Jetant un rapide regard autour d’elle, elle attrapa sa veste à capuche, la passa sur ses épaules et s’élança dehors, dans la cour.
— Ali, où vas-tu ? — appela doucement sa grand-mère. — Juste un petit moment, mamie !
Devant l’entrée, deux voisines observaient la jeune fille, visiblement inquiètes.
— Il fait encore des siennes, hein ?
Aliska leur fit un geste de la main, sans animosité. Peut-être pourrait-elle attendre que la mauvaise humeur de son beau-père du matin se calme, quelque part dehors.

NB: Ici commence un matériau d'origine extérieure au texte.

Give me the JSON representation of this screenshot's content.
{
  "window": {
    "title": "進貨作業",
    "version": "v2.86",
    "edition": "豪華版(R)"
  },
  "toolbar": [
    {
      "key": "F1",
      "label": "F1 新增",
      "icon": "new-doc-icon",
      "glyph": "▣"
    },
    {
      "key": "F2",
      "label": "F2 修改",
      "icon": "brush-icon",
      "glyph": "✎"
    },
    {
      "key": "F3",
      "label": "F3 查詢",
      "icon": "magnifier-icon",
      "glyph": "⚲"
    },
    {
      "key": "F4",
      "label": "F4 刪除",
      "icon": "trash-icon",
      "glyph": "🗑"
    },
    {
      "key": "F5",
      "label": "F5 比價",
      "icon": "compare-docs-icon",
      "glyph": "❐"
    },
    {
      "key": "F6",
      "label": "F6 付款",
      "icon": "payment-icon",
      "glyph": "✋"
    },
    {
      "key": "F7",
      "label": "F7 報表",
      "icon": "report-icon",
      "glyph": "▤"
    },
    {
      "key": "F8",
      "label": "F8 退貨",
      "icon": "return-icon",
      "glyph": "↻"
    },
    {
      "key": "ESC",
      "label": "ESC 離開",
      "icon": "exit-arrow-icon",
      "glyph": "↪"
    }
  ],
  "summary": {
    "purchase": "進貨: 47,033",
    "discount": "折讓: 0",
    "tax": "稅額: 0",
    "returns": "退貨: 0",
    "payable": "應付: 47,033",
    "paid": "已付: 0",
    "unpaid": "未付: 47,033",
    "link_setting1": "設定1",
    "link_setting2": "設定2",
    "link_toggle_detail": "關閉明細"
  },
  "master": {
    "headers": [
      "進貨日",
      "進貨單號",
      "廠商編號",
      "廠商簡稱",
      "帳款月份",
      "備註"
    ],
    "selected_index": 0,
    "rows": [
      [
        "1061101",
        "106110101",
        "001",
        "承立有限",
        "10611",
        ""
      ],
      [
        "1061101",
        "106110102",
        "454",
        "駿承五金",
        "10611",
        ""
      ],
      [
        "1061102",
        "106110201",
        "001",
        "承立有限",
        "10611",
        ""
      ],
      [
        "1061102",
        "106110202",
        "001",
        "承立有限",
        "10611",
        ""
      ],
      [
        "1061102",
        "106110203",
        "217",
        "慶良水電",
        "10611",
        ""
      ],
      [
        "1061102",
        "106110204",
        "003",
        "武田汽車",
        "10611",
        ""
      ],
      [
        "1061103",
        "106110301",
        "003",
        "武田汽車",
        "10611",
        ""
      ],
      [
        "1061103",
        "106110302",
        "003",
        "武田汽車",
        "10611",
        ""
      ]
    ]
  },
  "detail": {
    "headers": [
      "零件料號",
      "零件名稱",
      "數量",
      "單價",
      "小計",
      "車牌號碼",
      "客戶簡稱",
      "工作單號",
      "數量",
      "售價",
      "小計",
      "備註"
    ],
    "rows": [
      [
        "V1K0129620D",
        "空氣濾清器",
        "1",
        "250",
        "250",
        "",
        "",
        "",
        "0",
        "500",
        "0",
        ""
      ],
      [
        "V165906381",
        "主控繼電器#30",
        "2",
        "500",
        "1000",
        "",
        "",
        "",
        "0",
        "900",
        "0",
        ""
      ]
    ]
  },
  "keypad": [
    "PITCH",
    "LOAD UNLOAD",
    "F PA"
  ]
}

Elle avançait lentement sur le trottoir menant au magasin voisin, frappant distraitement quelques petits cailloux du pied. Une pensée revenait sans cesse dans son esprit :
« Si maman était encore vivante… Il ne me traiterait pas ainsi. »
La mère d’Aliska, Anna, était décédée un an plus tôt. Un conducteur ivre s’était endormi au volant et sa voiture avait percuté de plein fouet un arrêt de bus. Anna et trois autres personnes avaient trouvé la mort sur le coup. Plusieurs passagers avaient été gravement blessés. Quant au responsable, il n’avait repris conscience qu’une fois entouré par les secours.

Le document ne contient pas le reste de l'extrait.